The proposed waivers would exempt state and local law enforcement officers in good standing who have successfully completed a polygraph with their employers. Federal law enforcement officers who have passed certain types of background checks would also be exempt, and the number of military members and veterans who can skip the test would be expanded.

McAleenan said CBP is also considering a six-month experiment with an alternative polygraph test that takes less time to administer.

The memo calls for the Rio Grande Valley in south Texas - the busiest corridor for illegal crossings - to get 800 to 1,000 more agents, the largest increase under two proposed scenarios. The Laredo, Texas, sector would get 700 more agents.

Taking a polygraph became a hiring requirement at CBP after the hiring surge led to more agents getting arrested for misconduct.
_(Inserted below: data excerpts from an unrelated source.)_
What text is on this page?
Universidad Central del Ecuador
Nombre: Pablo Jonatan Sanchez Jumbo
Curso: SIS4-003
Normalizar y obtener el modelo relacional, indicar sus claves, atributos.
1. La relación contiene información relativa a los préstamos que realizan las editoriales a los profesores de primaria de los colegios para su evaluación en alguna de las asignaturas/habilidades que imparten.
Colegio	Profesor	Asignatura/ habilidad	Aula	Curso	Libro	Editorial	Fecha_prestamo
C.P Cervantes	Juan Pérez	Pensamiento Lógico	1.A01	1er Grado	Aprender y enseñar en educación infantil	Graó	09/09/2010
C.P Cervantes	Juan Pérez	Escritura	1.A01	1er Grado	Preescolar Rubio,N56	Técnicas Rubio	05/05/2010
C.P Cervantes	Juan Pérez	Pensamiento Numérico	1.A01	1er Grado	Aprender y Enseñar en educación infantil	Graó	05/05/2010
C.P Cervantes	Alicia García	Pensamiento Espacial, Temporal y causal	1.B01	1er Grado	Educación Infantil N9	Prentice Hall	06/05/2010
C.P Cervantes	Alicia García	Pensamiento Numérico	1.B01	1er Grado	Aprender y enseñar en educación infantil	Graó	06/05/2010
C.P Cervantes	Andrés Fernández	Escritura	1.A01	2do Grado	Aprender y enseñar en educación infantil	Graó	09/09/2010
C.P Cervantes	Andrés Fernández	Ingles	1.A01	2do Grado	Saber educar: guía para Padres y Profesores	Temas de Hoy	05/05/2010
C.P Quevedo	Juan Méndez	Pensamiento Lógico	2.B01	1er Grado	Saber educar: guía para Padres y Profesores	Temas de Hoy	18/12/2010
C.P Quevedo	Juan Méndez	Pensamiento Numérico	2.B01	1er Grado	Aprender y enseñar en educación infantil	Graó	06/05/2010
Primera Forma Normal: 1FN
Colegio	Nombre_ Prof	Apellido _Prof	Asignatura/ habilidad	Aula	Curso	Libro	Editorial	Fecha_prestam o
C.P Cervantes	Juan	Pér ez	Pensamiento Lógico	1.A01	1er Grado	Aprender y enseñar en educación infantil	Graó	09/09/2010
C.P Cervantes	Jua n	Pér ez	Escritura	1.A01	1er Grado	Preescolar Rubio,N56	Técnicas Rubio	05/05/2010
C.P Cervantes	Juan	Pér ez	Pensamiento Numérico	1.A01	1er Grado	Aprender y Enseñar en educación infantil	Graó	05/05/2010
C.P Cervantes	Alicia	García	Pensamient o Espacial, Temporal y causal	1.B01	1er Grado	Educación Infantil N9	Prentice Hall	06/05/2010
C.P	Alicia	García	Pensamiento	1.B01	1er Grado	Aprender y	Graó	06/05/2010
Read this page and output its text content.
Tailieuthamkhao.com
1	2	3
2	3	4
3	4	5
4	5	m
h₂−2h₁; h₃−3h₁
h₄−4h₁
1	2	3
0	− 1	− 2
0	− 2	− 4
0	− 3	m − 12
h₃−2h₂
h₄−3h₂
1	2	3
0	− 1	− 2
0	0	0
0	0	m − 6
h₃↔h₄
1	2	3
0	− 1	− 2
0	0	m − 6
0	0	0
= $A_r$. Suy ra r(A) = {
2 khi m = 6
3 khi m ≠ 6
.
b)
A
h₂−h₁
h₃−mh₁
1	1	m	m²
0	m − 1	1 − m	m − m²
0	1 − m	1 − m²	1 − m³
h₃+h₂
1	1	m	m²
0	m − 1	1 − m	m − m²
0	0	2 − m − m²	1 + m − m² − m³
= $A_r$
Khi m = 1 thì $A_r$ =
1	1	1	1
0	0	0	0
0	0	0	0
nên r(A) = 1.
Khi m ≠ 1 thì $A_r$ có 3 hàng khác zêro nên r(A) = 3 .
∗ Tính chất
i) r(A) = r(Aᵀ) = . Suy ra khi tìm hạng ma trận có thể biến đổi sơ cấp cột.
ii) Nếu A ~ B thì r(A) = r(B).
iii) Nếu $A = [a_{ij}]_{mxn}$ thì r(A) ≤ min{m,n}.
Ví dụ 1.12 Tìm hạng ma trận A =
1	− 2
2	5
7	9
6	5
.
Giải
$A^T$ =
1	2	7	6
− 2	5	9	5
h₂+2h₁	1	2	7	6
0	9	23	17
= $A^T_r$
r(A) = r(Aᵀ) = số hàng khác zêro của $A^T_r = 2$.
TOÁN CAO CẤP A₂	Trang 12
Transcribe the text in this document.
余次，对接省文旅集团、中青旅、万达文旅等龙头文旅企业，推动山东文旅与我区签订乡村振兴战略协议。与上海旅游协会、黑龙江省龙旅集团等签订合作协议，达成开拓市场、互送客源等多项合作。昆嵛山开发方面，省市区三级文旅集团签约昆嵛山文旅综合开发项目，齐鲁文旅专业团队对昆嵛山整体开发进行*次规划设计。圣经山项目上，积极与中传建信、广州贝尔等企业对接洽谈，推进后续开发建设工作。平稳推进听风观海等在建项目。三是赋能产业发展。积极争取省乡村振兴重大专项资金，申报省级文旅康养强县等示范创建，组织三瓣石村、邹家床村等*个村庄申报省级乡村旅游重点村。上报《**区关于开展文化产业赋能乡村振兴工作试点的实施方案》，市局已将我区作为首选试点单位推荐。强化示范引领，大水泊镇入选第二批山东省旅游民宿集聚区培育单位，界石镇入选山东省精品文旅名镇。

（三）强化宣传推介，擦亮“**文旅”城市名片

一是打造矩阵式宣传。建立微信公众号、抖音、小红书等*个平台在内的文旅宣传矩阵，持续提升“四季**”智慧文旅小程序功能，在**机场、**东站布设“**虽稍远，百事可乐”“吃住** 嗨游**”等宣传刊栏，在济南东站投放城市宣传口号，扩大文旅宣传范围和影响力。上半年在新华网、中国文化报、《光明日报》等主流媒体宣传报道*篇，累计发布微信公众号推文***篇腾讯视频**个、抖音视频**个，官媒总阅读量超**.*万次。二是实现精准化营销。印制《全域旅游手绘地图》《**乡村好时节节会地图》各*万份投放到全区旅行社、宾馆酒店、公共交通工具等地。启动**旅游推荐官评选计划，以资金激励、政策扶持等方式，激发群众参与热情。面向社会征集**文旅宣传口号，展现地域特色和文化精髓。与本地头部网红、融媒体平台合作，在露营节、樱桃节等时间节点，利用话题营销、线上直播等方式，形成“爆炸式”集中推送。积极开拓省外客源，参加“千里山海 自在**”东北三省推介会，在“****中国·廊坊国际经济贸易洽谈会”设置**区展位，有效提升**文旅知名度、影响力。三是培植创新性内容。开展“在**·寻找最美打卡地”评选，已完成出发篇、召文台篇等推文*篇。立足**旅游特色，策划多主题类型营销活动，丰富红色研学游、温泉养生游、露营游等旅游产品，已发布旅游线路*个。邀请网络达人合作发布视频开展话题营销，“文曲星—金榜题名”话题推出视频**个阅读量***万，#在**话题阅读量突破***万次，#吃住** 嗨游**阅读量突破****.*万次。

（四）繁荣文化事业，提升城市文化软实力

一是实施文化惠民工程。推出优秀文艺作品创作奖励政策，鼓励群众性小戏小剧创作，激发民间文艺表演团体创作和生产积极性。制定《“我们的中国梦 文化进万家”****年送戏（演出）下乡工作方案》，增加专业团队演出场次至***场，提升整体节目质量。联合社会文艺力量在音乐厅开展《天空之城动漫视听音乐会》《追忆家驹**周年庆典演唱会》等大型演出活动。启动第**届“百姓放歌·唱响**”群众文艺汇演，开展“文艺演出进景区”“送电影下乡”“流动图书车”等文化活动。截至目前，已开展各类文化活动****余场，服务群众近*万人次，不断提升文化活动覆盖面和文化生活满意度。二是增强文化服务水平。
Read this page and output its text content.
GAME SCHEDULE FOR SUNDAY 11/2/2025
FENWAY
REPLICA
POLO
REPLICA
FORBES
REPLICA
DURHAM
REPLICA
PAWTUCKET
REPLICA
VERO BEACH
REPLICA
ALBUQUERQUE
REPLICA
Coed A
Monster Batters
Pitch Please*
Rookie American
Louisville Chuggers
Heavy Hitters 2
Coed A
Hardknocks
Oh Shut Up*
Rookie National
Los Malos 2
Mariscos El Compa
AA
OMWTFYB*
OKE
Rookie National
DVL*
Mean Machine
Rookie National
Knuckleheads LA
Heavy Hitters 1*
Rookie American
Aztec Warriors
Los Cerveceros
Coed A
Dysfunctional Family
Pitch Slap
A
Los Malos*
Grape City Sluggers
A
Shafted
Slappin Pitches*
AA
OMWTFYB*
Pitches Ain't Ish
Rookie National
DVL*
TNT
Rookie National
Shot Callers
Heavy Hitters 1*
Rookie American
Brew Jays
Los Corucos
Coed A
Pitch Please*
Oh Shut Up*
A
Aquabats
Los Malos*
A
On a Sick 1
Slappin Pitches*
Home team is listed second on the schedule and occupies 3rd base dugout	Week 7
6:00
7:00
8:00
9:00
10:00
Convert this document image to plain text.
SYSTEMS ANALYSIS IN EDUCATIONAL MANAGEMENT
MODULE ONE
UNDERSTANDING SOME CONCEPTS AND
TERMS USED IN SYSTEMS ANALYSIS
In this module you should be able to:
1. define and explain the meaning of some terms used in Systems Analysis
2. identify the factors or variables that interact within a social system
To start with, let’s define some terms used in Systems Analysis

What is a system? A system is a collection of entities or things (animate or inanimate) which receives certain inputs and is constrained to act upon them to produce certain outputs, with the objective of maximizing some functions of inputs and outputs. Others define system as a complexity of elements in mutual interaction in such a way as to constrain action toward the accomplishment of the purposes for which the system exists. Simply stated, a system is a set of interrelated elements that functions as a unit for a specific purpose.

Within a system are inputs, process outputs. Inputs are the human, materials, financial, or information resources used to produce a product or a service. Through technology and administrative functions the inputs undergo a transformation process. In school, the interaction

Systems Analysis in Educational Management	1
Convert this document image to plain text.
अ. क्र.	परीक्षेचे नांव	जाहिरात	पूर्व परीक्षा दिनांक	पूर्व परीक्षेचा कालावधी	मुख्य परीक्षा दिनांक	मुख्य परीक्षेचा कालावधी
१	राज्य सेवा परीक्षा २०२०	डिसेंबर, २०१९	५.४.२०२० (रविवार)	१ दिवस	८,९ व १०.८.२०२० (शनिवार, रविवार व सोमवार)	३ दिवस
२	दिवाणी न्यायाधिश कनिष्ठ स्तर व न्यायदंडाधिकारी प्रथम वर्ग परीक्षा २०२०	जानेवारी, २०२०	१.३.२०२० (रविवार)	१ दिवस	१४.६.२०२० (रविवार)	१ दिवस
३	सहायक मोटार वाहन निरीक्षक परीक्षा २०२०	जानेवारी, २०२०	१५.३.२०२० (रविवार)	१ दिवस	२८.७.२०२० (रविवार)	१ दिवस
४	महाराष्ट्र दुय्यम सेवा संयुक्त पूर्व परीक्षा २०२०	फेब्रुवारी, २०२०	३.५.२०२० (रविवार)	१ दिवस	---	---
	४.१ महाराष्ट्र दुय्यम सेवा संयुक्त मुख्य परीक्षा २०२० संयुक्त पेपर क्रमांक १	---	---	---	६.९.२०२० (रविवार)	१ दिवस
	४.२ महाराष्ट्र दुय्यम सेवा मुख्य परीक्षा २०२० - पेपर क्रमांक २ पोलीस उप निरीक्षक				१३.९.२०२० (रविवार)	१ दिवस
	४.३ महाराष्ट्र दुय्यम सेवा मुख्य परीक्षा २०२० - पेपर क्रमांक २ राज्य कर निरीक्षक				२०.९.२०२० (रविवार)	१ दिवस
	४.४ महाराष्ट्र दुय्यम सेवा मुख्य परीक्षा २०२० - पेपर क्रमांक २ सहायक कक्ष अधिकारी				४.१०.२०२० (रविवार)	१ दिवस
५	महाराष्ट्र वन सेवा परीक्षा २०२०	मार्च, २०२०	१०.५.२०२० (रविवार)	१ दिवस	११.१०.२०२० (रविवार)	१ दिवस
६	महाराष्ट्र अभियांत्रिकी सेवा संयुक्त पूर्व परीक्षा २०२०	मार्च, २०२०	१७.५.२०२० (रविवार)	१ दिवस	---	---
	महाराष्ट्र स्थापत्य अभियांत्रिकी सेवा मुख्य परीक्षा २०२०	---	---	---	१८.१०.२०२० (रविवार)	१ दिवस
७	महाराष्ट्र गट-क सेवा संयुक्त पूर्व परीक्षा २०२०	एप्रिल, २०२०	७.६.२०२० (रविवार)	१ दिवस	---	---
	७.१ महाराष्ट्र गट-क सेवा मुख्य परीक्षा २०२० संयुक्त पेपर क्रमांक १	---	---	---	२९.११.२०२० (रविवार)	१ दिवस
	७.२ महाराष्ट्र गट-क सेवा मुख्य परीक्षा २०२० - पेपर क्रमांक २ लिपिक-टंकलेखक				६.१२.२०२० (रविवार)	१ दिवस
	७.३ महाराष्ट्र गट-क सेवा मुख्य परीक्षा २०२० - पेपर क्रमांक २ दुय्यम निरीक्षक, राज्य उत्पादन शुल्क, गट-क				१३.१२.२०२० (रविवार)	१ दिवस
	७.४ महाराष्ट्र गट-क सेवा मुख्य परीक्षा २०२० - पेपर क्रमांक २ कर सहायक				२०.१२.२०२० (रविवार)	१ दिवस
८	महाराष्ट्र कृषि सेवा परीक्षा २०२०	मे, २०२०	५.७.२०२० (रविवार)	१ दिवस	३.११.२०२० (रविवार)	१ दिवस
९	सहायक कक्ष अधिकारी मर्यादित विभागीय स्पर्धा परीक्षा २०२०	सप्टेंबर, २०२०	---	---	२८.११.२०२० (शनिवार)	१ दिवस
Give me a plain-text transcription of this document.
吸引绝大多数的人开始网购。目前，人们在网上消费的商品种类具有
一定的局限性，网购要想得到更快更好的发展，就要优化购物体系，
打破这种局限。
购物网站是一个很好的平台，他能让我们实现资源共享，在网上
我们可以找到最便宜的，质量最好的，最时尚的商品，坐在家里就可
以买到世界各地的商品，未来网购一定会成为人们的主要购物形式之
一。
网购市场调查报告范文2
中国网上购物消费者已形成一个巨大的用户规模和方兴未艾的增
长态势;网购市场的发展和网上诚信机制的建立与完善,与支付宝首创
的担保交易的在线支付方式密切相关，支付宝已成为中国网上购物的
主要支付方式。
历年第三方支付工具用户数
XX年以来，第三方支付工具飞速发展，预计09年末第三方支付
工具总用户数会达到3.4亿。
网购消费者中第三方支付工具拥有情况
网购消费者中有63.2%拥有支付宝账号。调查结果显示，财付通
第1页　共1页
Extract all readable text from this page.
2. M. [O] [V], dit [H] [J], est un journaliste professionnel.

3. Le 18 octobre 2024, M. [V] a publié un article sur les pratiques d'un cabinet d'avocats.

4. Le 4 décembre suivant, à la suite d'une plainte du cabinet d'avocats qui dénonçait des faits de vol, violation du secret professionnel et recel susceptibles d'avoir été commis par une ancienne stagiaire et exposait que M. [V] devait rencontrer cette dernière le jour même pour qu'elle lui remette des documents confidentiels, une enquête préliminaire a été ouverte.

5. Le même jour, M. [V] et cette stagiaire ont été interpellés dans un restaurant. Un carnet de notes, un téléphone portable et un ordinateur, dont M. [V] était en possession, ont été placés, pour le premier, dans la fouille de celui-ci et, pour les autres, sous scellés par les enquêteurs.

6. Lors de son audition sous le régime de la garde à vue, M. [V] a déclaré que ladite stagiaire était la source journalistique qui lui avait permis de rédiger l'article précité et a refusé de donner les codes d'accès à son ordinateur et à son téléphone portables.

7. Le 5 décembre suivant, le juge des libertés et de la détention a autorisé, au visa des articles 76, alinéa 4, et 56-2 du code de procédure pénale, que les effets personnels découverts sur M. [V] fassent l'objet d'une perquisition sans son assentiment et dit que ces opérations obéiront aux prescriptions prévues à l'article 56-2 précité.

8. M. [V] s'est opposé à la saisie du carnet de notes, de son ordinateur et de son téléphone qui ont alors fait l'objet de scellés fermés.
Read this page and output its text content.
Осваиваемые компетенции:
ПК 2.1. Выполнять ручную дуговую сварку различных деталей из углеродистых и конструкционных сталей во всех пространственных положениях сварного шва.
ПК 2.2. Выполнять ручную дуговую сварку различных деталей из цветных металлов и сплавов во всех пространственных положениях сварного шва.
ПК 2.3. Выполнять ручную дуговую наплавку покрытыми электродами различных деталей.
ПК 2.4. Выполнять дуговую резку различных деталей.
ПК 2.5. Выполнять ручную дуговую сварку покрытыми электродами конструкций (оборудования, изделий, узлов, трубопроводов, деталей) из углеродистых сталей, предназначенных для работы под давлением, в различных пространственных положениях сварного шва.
A Government Accountability Office report in 2013 said the lie detectors flagged applicants who wanted the job to smuggle drugs or engage in other crimes.

A panel of law enforcement experts appointed during President Barack Obama's administration last year called CBP's polygraph "an important integrity tool" in hiring and recommended employees be periodically tested, as the FBI does. It called corruption "the Achilles' heel of border agencies."

Kelly testified in Congress last month that he did not think the Border Patrol or ICE would hit hiring targets "within the next couple of years."

"We will add to the ranks of the ICE and Border Protection people as fast as we can, but we will not lower standards and we will not lower training," he said.